Second, effectiveness of alendronate has to be shown in clinical trials with patients selected on the basis of CRFs instead of low BMD .
Finally, this analysis compared different screen-and-treat strategies, based on an arbitrary risk threshold of 30% for hip or vertebral fractures. It would be of general interest to determine ICERs for different intervention thresholds of screen-and-treat strategies, using different ratios of hip to vertebral fracture risk or hip to nonhip–fracture risk. In our analysis, the ICERs of a combined risk of exact 30% were calculated for a specific ratio of hip to vertebral fracture risk. Nevertheless, different risk factors have different impacts on fracture sites and, thus, different impacts on QoL, costs, and mortality . For example, if the absolute fracture risk threshold is reached by risk factors that are assumed to have a larger impact on the risk of hip fractures than on vertebral fractures (e.g., use of corticosteroids), treatment is more cost-effective because hip fractures have a higher impact on costs and mortality than fractures at other sites do .

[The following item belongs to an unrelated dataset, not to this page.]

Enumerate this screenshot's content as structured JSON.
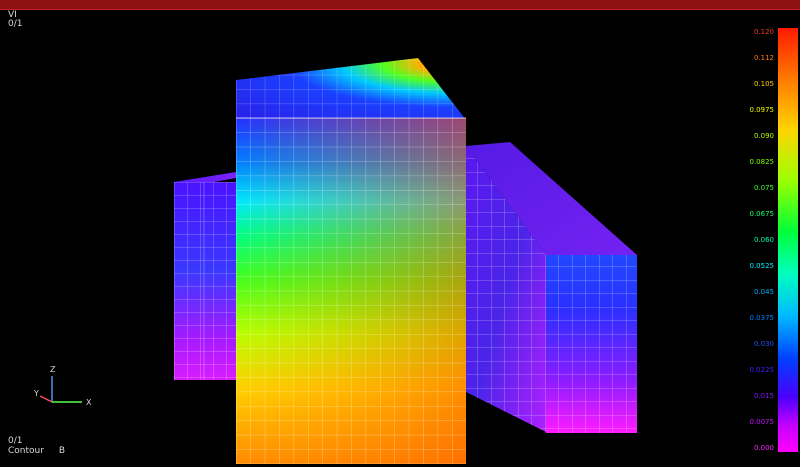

In summary, CRFs are of considerable value for decision-making regarding the treatment of postmenopausal osteoporosis. Nevertheless, until the interrelationships between CRFs have been evaluated more extensively and until treatment with bisphosphonates in women selected by risk factors has shown to be as effective as in women selected by BMD, their usage should be combined with DXA. As recommended also by National Institute for Health and Clinical Excellence, providing treatment without DXA should be limited to older women only if the responsible clinician considers it to be clinically appropriate or unfeasible . As long as DXA is available, the implementation of any approach based on CRFs alone will result in an uncontrolled increase in health expenditures.